Мы прошли в его кабинет — он находится рядом, прямо напротив диспетчерской. Шеф пропустил меня вперёд, вошёл сам, после чего плотно закрыл дверь.
— Дейдра, до меня тут дошла информация, что у вас возникли… — шеф замялся, подбирая слова, — некоторые трения с сотрудниками из группы физиков…
Я остолбенела, почувствовала, что краснею — не от стыда, разумеется, а от ярости. Кто? Грэг? Не может быть! Эрик? Неужели Эрик нажаловался? Да и зачем? Что такое нехорошее я ему сказала?
— Хм… — Я опустила взгляд. — Не понимаю, о чём вы…
— Поймите меня правильно, Дейдра. — Проходя мимо, Белов слегка погладил меня по плечу — совсем не навязчиво, а по-отечески. — Я не умаляю вашего права на личную жизнь и на свободу общения. Но тут не Земля, тут всё по-другому. Здесь замкнутое пространство, отсюда некуда бежать, если станет плохо. Замкнутое общество, от которого не спрячешься. — Белов сел за стол. — Присаживайтесь, Дейдра, — мягко сказал он, я повиновалась. — Я не могу допустить конфликтов на моей станции. Пусть физики формально — отдельная от нас структура, но живут-то они тут, на «Ксении», а это — моя территория. Я — начальник, это большая ответственность, я ответственен за всё, что тут происходит.
— Я понимаю.
— Вместо того чтобы дуться на меня и гадать о том, кто мне рассказал, подумайте о будущем. К чему всё это может привести? Вы у меня на хорошем счёту, я высокого о вас мнения, не хотелось бы с вами расставаться. Разумеется, я говорю об увольнении: есть, знаете ли, такая статья в космическом трудовом кодексе — «Провоцирование конфликтных ситуаций, создание нездоровой атмосферы в коллективе».
— Да не было никаких провокаций! — возмутилась я. — Просто проект слишком сложный! — Я взглянула на шефа. Он смотрел на меня, и непонятно, о чём сейчас думал. Морщинистое лицо не выражало эмоций, ничего не разобрать в глазах за очками в толстой роговой оправе. — Ну, хорошо, мы слегка повздорили, есть разногласия относительно их требований. Вы отлично знаете, что есть вещи, которые я могу, а есть то, что мне не положено. Пожелания физиков выходят за пределы дозволенного: я насчитала три корректировки в генеральном плане «Ауштры». Необходимы консультации с министерством…
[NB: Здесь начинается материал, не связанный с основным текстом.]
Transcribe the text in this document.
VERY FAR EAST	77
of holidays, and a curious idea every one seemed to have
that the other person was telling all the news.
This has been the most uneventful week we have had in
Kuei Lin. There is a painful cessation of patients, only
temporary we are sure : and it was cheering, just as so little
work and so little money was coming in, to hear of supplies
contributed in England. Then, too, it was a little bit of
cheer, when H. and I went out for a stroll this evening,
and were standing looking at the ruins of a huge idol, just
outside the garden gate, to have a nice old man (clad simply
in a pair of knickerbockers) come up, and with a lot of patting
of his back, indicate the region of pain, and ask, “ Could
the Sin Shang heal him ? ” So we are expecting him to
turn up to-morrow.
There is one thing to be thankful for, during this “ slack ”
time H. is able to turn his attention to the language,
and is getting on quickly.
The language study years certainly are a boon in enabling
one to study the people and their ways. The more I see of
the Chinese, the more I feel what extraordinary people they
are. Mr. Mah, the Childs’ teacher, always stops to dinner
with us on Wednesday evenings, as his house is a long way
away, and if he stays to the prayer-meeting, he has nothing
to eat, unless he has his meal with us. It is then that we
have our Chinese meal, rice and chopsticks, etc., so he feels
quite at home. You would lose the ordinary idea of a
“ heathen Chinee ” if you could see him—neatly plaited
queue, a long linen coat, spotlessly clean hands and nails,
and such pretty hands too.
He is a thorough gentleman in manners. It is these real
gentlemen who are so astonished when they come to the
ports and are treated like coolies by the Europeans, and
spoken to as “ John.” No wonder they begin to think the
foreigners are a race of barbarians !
— Далось вам это министерство! — В негодовании шеф сдвинул брови. — Перестаньте твердить мне о министерстве! На «Ксении» я — главный. И я вам озвучил свою позицию: делайте, проект я одобрил! — Он снял очки, достал из кармана платок и принялся протирать стёкла. Это означает, что смягчился, раздражение прошло. Смотрит прямо перед собой, прячет глаза, мне показалось, что ему неловко от проявленной грубости. — У меня сроки горят, мы ничего не успеваем. Если будем заниматься ерундой, тратить столько времени на физиков, то ещё больше отстанем от графика. Дейдра, я вас очень прошу: сегодня, если это возможно, завершите проект с зеркалами. У нас много работы.
Закончил Белов совсем миролюбиво, учтиво, может быть, даже просительно. Мне стало неудобно, почувствовала себя последней дурой. К чему всё это? Белов в тысячу раз опытнее, дальновиднее, он стоял у истоков станции, монтировал первые блоки «Ксении», когда «Ауштры» ещё и в помине не было.
И я — две с небольшим недели в космосе, ещё ничего не понимаю, но уже становлюсь в позу и указываю ему, матёрому инженеру и мудрому руководителю, наделённому всеми видами власти на этой станции. Учу его, как и что нужно строить…
«Стыдно, девушка, скромнее себя нужно вести», — подумала я и прикусила губу.
— Извините, — сказала, потупив взор, — позволила лишнего. Сегодня же завершу работу над проектом. — Встала и направилась к выходу.
— Дейдра, — сказал Белов, я обернулась, — я целиком и полностью на вашей стороне и разделяю вашу антипатию к Эрику. Сложный он человек, тяжёлый. А взаимоотношения у них в коллективе — это вообще головоломка с недостающими деталями. Сказать честно, уже давно руки чешутся разогнать их компанию, списать на Землю. Но, к сожалению, не всё в моих силах.
Я с пониманием закивала. Белов наконец закончил протирать очки и нацепил их на нос. Строго посмотрел на меня и добавил:
— Эрик мне все уши прожужжал, считает, что вы к нему предвзято относитесь, искусственно затягиваете работу над их проектом. Не связывайтесь с ним, не стоит тех нервов и времени. Сделайте быстро и качественно.